陶潜闻言,心道:“原来如此,倒是我思虑不周,险些露了马脚。”
当下将计就计,骨碌碌转了转虎眼,浑身打个哆嗦,扑通一声跌坐在地,装出一副战战兢兢、魂飞魄散的模样,连连磕头道:“哥哥们饶命!爷爷们饶命!小弟全招,全招!”
众妖见他这般脓包样,皆哈哈大笑,收了兵器,喝道:“既如此,快说!”
陶潜抹了一把脸上的冷汗,哭丧着脸道:“小弟本是那大龙山里的一只虎精,只因昨日山里来了一个神通广大的凶恶道人,手执一把白玉拂尘,逢妖便杀,遇怪便斩。
可怜我那大龙山满山的大小头目,皆被他杀了个干干净净!小弟因外出解手,躲在茅草窝里,方才捡了一条性命。听闻这三彭山的三尸大神法力无边,有通天彻地之能,专能庇护我等妖族,故而连夜奔逃,特来投奔大王,求个安身立命的去处也!”
那头生独角的妖怪听罢,哈哈大笑,上前一把扯住陶潜的膀子,重重拍了两下,赞道:
“你这小妖倒是个机灵的!懂得良禽择木而栖。我三尸大王有通天彻地的手段,广大的神通,莫说甚么拿拂尘的野道人,便是天庭上的神将下凡,也教他有来无回!”
旁边那个披鳞甲的也附和道:“正是!既是来投奔的,便算是一家人了。你且随我等来,带你去狗统领那里登造个名册。

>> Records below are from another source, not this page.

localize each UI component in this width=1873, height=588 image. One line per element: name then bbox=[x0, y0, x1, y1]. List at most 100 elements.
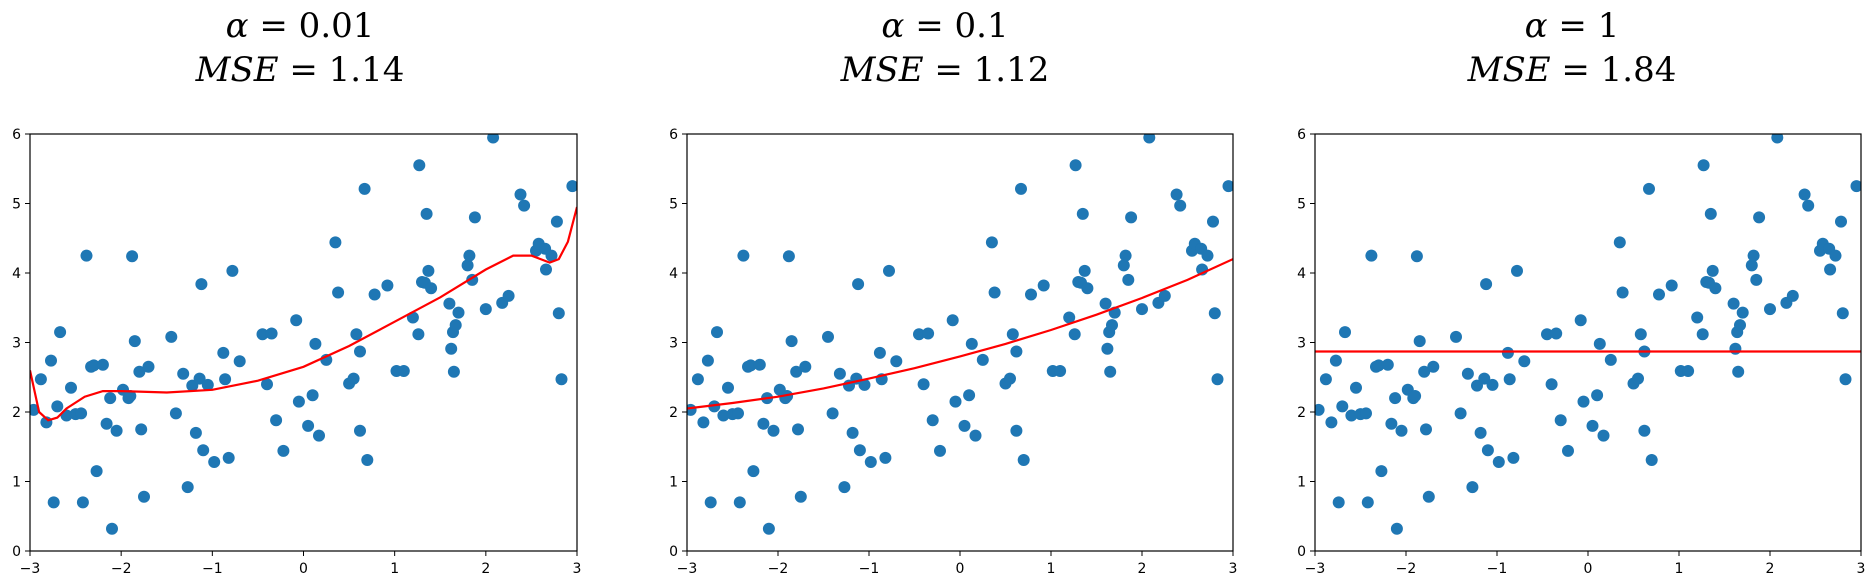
data-point bbox=[1006, 328, 1019, 341]
data-point bbox=[1709, 282, 1722, 295]
data-point bbox=[757, 417, 770, 430]
data-point bbox=[969, 429, 982, 442]
data-point bbox=[701, 354, 714, 367]
plot-area bbox=[30, 134, 577, 535]
data-point bbox=[443, 297, 456, 310]
data-point bbox=[1336, 400, 1349, 413]
y-tick-label: 4 bbox=[669, 266, 678, 282]
data-point bbox=[1069, 159, 1082, 172]
data-point bbox=[80, 249, 93, 262]
data-point bbox=[397, 365, 410, 377]
data-point bbox=[463, 249, 476, 262]
data-point bbox=[762, 522, 775, 535]
data-point bbox=[233, 355, 246, 368]
subplot-title: α = 0.1 MSE = 1.12 bbox=[645, 0, 1245, 92]
data-point bbox=[545, 249, 558, 262]
data-point bbox=[1119, 249, 1132, 262]
data-point bbox=[354, 345, 366, 358]
data-point bbox=[290, 314, 303, 327]
y-tick-label: 1 bbox=[12, 475, 21, 491]
data-point bbox=[1798, 188, 1811, 201]
data-point bbox=[133, 365, 146, 378]
x-tick-label: 2 bbox=[1138, 561, 1147, 577]
data-point bbox=[1361, 496, 1374, 509]
data-point bbox=[217, 346, 230, 359]
data-point bbox=[1222, 180, 1233, 193]
data-point bbox=[1078, 264, 1091, 277]
y-tick-label: 6 bbox=[669, 127, 678, 143]
data-point bbox=[1345, 409, 1358, 422]
data-point bbox=[1645, 454, 1658, 466]
data-point bbox=[691, 373, 704, 386]
data-point bbox=[1501, 346, 1514, 359]
data-point bbox=[1385, 417, 1398, 430]
data-point bbox=[540, 263, 552, 276]
data-point bbox=[1632, 372, 1644, 385]
data-point bbox=[1577, 395, 1590, 408]
data-point bbox=[922, 327, 935, 340]
x-tick-label: 1 bbox=[1047, 561, 1056, 577]
x-tick-label: −3 bbox=[677, 561, 698, 577]
data-point bbox=[550, 215, 563, 228]
data-point bbox=[704, 496, 717, 509]
data-point bbox=[87, 359, 100, 372]
x-tick-label: 1 bbox=[390, 561, 399, 577]
data-point bbox=[1616, 286, 1629, 299]
data-point bbox=[1750, 273, 1763, 286]
data-point bbox=[1319, 373, 1332, 386]
data-point bbox=[1004, 372, 1016, 385]
y-tick-label: 4 bbox=[1297, 266, 1306, 282]
data-point bbox=[1117, 259, 1130, 272]
data-point bbox=[1208, 307, 1221, 320]
data-point bbox=[722, 381, 734, 394]
title-alpha-symbol: α bbox=[225, 6, 249, 46]
data-point bbox=[1104, 365, 1117, 378]
data-point bbox=[277, 444, 290, 457]
data-point bbox=[1418, 365, 1431, 378]
plot-area bbox=[687, 134, 1233, 535]
data-point bbox=[1604, 353, 1617, 366]
data-point bbox=[717, 409, 730, 422]
data-point bbox=[1653, 288, 1665, 301]
y-tick-label: 6 bbox=[12, 127, 21, 143]
data-point bbox=[1480, 278, 1493, 291]
data-point bbox=[1395, 424, 1408, 437]
data-point bbox=[135, 423, 148, 436]
data-point bbox=[169, 407, 182, 420]
data-point bbox=[110, 424, 123, 437]
title-alpha-symbol: α bbox=[881, 6, 905, 46]
fit-line bbox=[687, 258, 1233, 410]
x-tick-label: 2 bbox=[481, 561, 490, 577]
subplot-alpha-0-1: α = 0.1 MSE = 1.12 bbox=[645, 0, 1245, 588]
data-point bbox=[879, 451, 892, 464]
data-point bbox=[988, 286, 1001, 299]
data-point bbox=[1747, 249, 1760, 262]
data-point bbox=[76, 496, 89, 509]
data-point bbox=[1704, 207, 1717, 220]
data-point bbox=[381, 279, 394, 292]
x-tick-label: 0 bbox=[1584, 561, 1593, 577]
data-point bbox=[45, 354, 57, 367]
data-point bbox=[1025, 288, 1037, 301]
data-point bbox=[963, 389, 976, 402]
data-point bbox=[1829, 249, 1842, 262]
data-point bbox=[883, 264, 895, 277]
data-point bbox=[361, 454, 374, 466]
data-point bbox=[1010, 345, 1023, 358]
data-point bbox=[47, 496, 60, 509]
data-point bbox=[1541, 328, 1553, 341]
data-point bbox=[1824, 263, 1837, 276]
data-point bbox=[100, 417, 113, 430]
data-point bbox=[309, 337, 322, 350]
data-point bbox=[358, 182, 371, 195]
data-point bbox=[934, 444, 946, 457]
x-tick-label: 1 bbox=[1675, 561, 1684, 577]
data-point bbox=[34, 373, 47, 386]
y-tick-label: 0 bbox=[12, 544, 21, 560]
data-point bbox=[1835, 215, 1847, 228]
x-tick-label: −2 bbox=[1396, 561, 1417, 577]
data-point bbox=[261, 378, 273, 391]
y-tick-label: 1 bbox=[1297, 475, 1306, 491]
y-tick-label: 4 bbox=[12, 266, 21, 282]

只要入了我三彭山的伙,保管你日日有新鲜的人肉吃,顿顿有热腾腾的血酒咽!”
陶潜连连打躬作揖,口称:“多谢哥哥们提携!多谢哥哥们提携!”
众妖簇拥着这“虎头小妖”,穿林度岭,径入深山。行不多时,早来到一处阴风惨惨的洞府前。
洞门外石椅上,端坐着一个妖将,正是那管事的狗统领。
怎生模样?
头顶生双耳,面貌似苍狼。血盆口内吐红信,铜铃眼中放凶光。身披一副镔铁甲,腰系一条熟铜带。手执一柄宣花斧,威风凛凛煞气昂。
巡山的小妖上前禀报了原委。那狗统领怪眼一翻,上下打量了陶潜几眼,喝问道:“兀那虎妖!你说你从大龙山来,那大龙山满山头目皆被个道人杀了?”
陶潜做出一副战战兢兢的模样,扑通跪倒,连连磕头道:“统领爷爷明鉴!小妖句句是实,不敢有半个字欺瞒!”
狗统领闻言,眉头一皱,将手中宣花斧往石板上一顿,震得火星四溅,冷笑道:
“胡说八道!本统领前些日子方才去过那大龙山,与他家大王吃酒耍子,好端端的一个山头,怎么说灭就灭了?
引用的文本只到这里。